A travers le récit d’amours contrariées et désavouées par sa famille dès l’adolescence, l’autrice nous emmène sur les traces d’une personne de soixante ans détruite par la bêtise humaine, l’homophobie, les mots blessants, les phrases assassines, traumatiques, qui vont la conduire à vouloir se suicider, les actions violentes à son égard, comme son propre père qui pointe une arme contre elle lorsqu’il apprend son orientation sexuelle. Ce traumatisme va perdurer toute sa vie durant dans ses rapports aux autres et principalement dans ses relations intimes avec des femmes qui seront destructrices, malsaines, sous le signe de la dépendance et de l’humiliation. L’alcoolisme sera son quotidien pour supporter tout cela, qu’elle pense mériter malgré tout. Elle sera bancale à vie, et ne tombera que sur des femmes toutes aussi bancales. Elle culpabilisera d’être invertie, et ne connaitra que des amours sans lendemains.
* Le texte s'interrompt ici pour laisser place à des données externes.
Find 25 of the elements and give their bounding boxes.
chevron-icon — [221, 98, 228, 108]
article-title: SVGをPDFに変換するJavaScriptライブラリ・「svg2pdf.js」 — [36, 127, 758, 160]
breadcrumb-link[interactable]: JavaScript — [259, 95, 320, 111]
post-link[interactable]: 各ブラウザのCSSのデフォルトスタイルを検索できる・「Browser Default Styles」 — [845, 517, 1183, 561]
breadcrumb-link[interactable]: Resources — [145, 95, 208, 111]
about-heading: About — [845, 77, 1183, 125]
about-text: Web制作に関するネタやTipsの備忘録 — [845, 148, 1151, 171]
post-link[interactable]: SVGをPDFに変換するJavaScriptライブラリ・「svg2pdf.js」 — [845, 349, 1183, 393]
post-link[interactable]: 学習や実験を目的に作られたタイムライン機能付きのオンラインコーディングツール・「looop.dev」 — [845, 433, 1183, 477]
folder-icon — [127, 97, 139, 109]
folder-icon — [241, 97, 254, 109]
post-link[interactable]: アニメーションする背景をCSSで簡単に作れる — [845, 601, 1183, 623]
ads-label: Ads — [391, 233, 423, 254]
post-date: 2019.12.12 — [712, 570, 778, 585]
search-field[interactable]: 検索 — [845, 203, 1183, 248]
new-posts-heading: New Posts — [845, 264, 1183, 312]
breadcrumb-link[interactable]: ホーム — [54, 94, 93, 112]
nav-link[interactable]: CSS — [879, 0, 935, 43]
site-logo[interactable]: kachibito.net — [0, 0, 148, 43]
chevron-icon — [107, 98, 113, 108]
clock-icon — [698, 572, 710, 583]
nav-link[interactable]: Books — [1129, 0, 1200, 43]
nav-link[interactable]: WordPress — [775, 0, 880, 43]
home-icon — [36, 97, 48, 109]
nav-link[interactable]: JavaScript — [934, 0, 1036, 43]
Le fil rouge de ce « roman » assez court (140 pages) peut être un certain romantisme qui lui fait croire régulièrement au grand amour, celui qui lui donnera envie d’aller à Venise, endroit où on scelle l’amour, par définition. Au final, après moultes tentatives d’amours avortées, la protagoniste en quête d’identité et de reconnaissance fait un flashback des 40 dernières années, et se dit qu’elle n’ira jamais dans la ville des amoureux. D’où le titre qui prend sens : Venise Off.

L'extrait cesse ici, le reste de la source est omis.